Before I forget and since we just covered the $USD, one of the historical correlations is the $USD and Dollar denominated assets moving inversely, at least on a historical basis. So if we were to get a sharper pullback in the $USD, to make up for the $USD which is worth less, the price of oil would adjust (arbitrage) upward, if we were to for some reasons have a sharp, unexpected move lower in the $USD, it might be enough of a catalyst to trigger a massive short squeeze.
Let me reiterate that based on the size of the lateral stage 1 base (which came after a gap down on volume, looking like an exhaustion or capitulation event) as well as the 3C charts in the appropriate timeframes, I do NOT think oil is on a course to reverse trend to the upside, but I do think it has a strong chance of a good bounce/counter trend move that is helped out by a short squeeze.
In any case, the updated /CL and USO charts quickly and the set-up I'd most like to see.
These are the /CL charts (Light Sweet Crude oil Futures). This 30 min chart shows a strengthening positive divegrence which I try top represent with the size of the white boxes I usually use to indicate accumulation, I didn't want to draw the divergences on the chart because they are clean and easy to see and I want everyone to get use to picking out divergences as they are useful in just about any indicator you can imagine.
The 15 min chart is showing the same, but more detailed/less history, positive divegrence from the 30 mi chart.
As is the 10 min CL chart in the same area.
Even the 7 min chart is leading positive so it looks like there's a good strategic set up there, from here it's more about tactical entries.
There's been an obvious change in character in USO's trend, from down to an increased downward ROC ending with a high volume gap, typical of an exhaustion move followed by a lateral trend, usually a base of some sort.
This is a 30 min look a the same area, there's an area of support (I view support and resistance as areas rather than exact numbers, although I understand exact numbers are useful in analysis as traders make it a self0fulfilling prophecy, however when you consider what moves the market, "areas" are more useful than specific levels which are often used against technical traders, especially those placing orders (stops/limits) on the books.
What I'd like to see is a head fake move BELOW the range, we saw that in the yellow box, but we didn't see any significant move in volume.

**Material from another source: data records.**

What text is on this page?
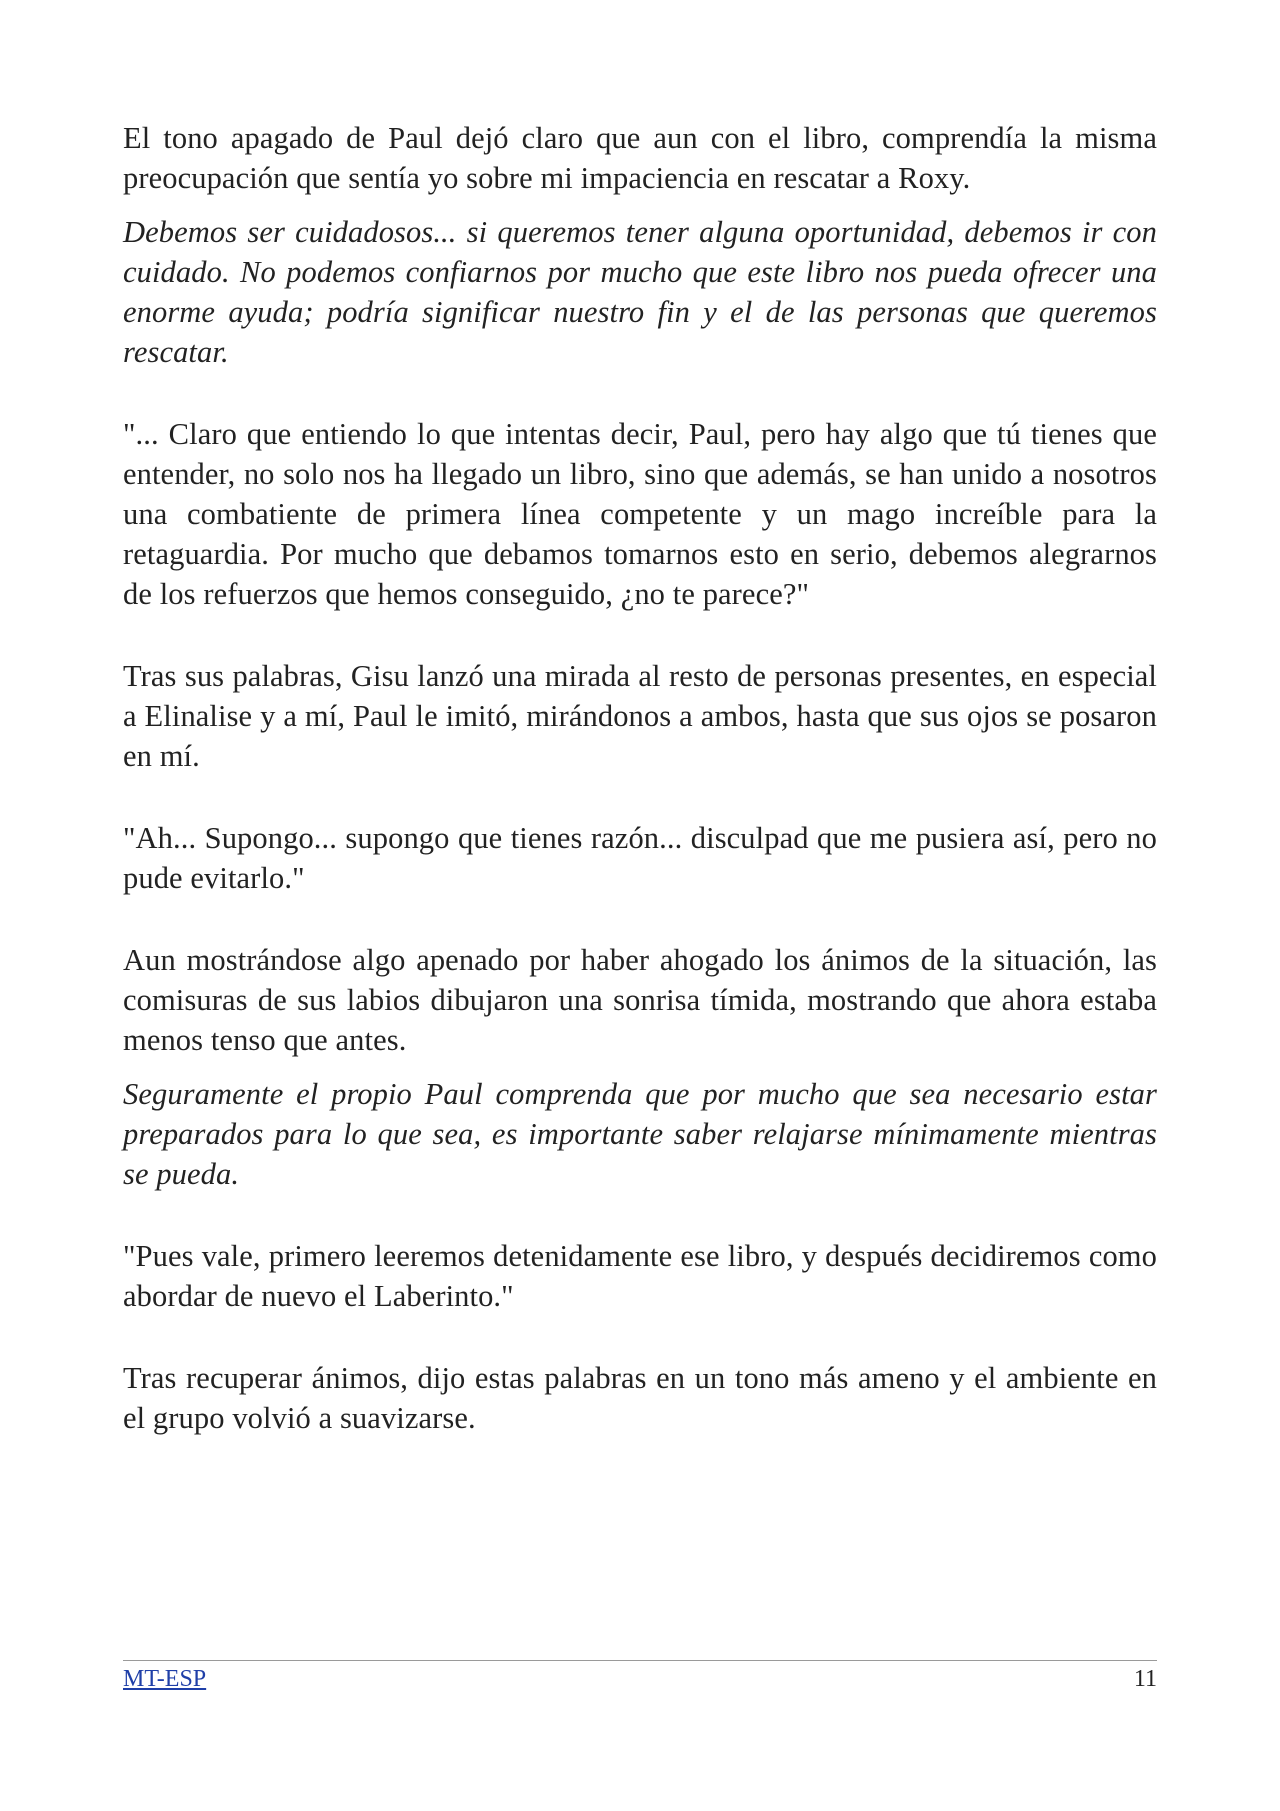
El tono apagado de Paul dejó claro que aun con el libro, comprendía la misma preocupación que sentía yo sobre mi impaciencia en rescatar a Roxy.

Debemos ser cuidadosos... si queremos tener alguna oportunidad, debemos ir con cuidado. No podemos confiarnos por mucho que este libro nos pueda ofrecer una enorme ayuda; podría significar nuestro fin y el de las personas que queremos rescatar.

"... Claro que entiendo lo que intentas decir, Paul, pero hay algo que tú tienes que entender, no solo nos ha llegado un libro, sino que además, se han unido a nosotros una combatiente de primera línea competente y un mago increíble para la retaguardia. Por mucho que debamos tomarnos esto en serio, debemos alegrarnos de los refuerzos que hemos conseguido, ¿no te parece?"

Tras sus palabras, Gisu lanzó una mirada al resto de personas presentes, en especial a Elinalise y a mí, Paul le imitó, mirándonos a ambos, hasta que sus ojos se posaron en mí.

"Ah... Supongo... supongo que tienes razón... disculpad que me pusiera así, pero no pude evitarlo."

Aun mostrándose algo apenado por haber ahogado los ánimos de la situación, las comisuras de sus labios dibujaron una sonrisa tímida, mostrando que ahora estaba menos tenso que antes.

Seguramente el propio Paul comprenda que por mucho que sea necesario estar preparados para lo que sea, es importante saber relajarse mínimamente mientras se pueda.

"Pues vale, primero leeremos detenidamente ese libro, y después decidiremos como abordar de nuevo el Laberinto."

Tras recuperar ánimos, dijo estas palabras en un tono más ameno y el ambiente en el grupo volvió a suavizarse.

MT-ESP	11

If we do, that's most likely where I'd consider a USO long entry to likely be the best timing, of course we'd want to confirm it is a head fake move, but based on the longer term charts above, it would be a high probability, thus an entry at lower prices, lower risk and better timing as head fakes often directly precede a reversal, would be my ideal scenario.
As for USO, you've already seen the longer term primary trend charts, we see a positive divergence at about the 30 min timeframe, before that the downtrend was being confirmed by 3C (green arrow) making lower lows.
The yellow arrows represent a head fake move below the range (on higher volume) and then back above, setting a small bear trap, picking up shares on the cheap and setting up the initial momentum spark (short squeeze) from a small bear trap.
The 15 min chart is still nice and positive with a leading positive and higher 3C lows.
The 5 min chart, also looking good. Usually when timeframes around 5 min and then 1-3 min are all positive and we have a full house, we are close to a move.
As far as the possibility of a head fake move, this is an intraday 2 min chart, it is in line right now, but as you know all new divergences start on the earliest timeframe.
Looking at the same area with a 1 min chart, we have a small negative forming suggesting a pullback toward our head fake area is a developing probability.